People are always asking Bob what’s retirement like; do you miss doctoring, what do you do all day? For an old codger he remains pretty busy. He just started flying again, and will have to study and practice to get his instrument rating up to date. After all, who doesn’t want to fly through clouds? And he packed up a U-Haul truck with some of our furniture, drove it over 500 miles to Nashville, and is currently reupholstering some chairs!
Now, if you were to ask ME what his retirement is like, you might get another story. A therapist once told me that he explains it this way to the men he counsels: “Imagine you’re still working, and your wife comes into your office and sits down by your desk every day. And never leaves.”
Is that transparent enough?
The first time I heard the word transparent to describe people and not paper, or windows, was from my psychologist brother, Dr Jim’s lips. Years ago he was talking about people from California, because he’d married Anita in Big Sur and chose to live and work there among the tomato and wine vineyards. In general, he was describing someone who is happy in their own skin, who is not guarded.
Think of Woody Allen movies, where the lighting is so scorchingly bright on the West Coast, and diffuse and dark on the East.
The next time I heard about transparency was while writing for The Berkshire Eagle. I learned that reporters could access any and all public records. You may not remember this, but back in the day when women had to be married to get birth control and credit cards, many records were sealed, including our own medical records! And then we the people passed “Sunshine Laws!”

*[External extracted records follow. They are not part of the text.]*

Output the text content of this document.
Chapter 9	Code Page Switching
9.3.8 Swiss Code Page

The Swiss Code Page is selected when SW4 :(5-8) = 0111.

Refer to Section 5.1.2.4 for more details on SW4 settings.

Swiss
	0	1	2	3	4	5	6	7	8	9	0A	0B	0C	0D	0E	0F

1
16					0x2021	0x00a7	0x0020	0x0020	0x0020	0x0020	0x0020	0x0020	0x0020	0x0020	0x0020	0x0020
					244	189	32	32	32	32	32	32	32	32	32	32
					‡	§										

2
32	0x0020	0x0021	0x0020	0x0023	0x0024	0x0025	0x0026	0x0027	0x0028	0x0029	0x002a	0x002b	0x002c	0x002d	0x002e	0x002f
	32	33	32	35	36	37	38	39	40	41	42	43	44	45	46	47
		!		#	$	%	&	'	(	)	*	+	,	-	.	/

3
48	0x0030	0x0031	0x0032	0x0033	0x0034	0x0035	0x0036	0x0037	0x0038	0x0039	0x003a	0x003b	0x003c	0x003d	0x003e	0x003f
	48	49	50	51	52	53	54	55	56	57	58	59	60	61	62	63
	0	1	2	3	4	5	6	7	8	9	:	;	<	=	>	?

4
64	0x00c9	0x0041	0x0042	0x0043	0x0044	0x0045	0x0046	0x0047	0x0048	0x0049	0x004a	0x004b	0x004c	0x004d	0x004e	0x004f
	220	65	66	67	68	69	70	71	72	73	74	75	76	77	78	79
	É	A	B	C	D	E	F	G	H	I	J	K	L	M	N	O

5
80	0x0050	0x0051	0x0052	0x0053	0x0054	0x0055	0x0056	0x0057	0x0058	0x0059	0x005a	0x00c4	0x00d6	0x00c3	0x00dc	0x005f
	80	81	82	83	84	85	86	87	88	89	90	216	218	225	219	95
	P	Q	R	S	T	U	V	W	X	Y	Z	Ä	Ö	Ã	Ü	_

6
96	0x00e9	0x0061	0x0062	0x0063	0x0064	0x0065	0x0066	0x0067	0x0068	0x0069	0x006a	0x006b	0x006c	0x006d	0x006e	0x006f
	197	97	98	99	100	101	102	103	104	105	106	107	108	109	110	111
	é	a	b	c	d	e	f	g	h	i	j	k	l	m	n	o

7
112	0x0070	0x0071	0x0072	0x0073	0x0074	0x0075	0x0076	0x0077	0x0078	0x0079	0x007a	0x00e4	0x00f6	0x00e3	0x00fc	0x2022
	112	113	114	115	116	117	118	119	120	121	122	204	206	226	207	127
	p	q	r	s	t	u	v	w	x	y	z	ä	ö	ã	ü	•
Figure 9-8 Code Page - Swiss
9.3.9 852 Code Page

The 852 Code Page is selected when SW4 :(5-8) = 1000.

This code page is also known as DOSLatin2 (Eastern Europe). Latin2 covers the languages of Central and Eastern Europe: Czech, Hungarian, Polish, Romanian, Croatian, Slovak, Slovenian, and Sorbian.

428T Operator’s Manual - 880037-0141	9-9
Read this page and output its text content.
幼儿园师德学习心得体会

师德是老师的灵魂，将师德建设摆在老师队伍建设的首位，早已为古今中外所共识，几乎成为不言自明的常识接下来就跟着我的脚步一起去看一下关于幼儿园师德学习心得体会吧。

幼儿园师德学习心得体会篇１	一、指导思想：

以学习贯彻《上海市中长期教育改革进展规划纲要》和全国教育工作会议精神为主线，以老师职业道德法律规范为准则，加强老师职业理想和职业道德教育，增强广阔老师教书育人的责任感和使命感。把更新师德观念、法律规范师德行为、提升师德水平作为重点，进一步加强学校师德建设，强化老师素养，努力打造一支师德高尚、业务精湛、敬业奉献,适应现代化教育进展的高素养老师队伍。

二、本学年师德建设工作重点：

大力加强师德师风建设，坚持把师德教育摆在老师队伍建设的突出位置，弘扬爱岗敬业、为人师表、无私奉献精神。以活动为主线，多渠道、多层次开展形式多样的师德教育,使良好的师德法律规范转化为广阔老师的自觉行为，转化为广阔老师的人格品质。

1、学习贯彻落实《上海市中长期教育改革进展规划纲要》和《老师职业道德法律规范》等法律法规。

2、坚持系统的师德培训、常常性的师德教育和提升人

Through sunshine laws, administrative agencies are required to do their work in public, and as a result, the process is sometimes called “government in the sunshine.” A law that requires open meetings ordinarily specifies the only instances when a meeting can be closed to the public and mandates that certain procedures be followed before a particular meeting is closed. The Freedom of Information Act (5 U.S.C.A. § 552) requires agencies to share information they have obtained with the public. Exceptions are permitted, in general, in the interest of national security or to safeguard the privacy of businesses. http://legal-dictionary.thefreedictionary.com/Sunshine+Law
The Freedom of Information Act was passed by Congress in 1966 and not surprisingly was spearheaded by California Congressman John Moss. If you’d like to look up a Citizen’s Guide to Using the Freedom of Information Act and the amended Privacy Act of 1974, you will find the following quote from our 4th President who lived right over the hill at Montpelier:
“A popular Government without popular information or the means of acquiring it, is but a Prologue to a Farce or a Tragedy or perhaps both. Knowledge will forever govern ignorance, and a people who mean to be their own Governors, must arm themselves with the power knowledge gives.” James Madison
So we should arm ourselves with knowledge. That. Bears. Repeating. I’ve been thinking alot lately about how this Russian thing is a “Prologue to a Farce,” or perhaps even a tragedy in the form of treason.
Now the third time I thought about transparency was after being elected to a school board. Because it really wasn’t until I found myself on the other side of the table, the side that held closed meetings to discuss policy and personnel, that I realized there is a Yin and Yang, a dark and a light side to everything. Of course we didn’t want to disclose “on the record” why a teacher wasn’t getting tenure, and of course that teacher’s union could appeal to an administrative law judge, but in reality Due Process takes time…
These are the times that try our souls. Mr T has been celebrating Bastille Day, which is like our Fourth of July, in Paris. He was parading around, shaking hands a little less forcefully, while still defending his dear boy Donald Jr from the “Witch Hunt” of “Fake News.” One glaringly inappropriate, if not sexist, remark to Brigette Macron, the First Lady of France, stands out. Looking her up and down he said:
“You’re in such great shape,” then Mr T turned to her husband Emmanuel Macron, nodding approval and delivered one word, “Beautiful.”
Maybe he hasn’t seen many 60+ year old women in his tower, after all he’s traded in trophy wives a few times. We have a lecherous ex-Miss Universe owner for a President who is running our country like a reality show. To quote Olivia, “Let’s get physical, let’s get into physical. Let me hear your body talk.” Is that transparent enough?
You always manage to pack a lot into your posts- a great combo of personal and political. I have to say though you got me best at the retirement image – though my husband is still working- whenever he’s “working from home” I have that same feeling.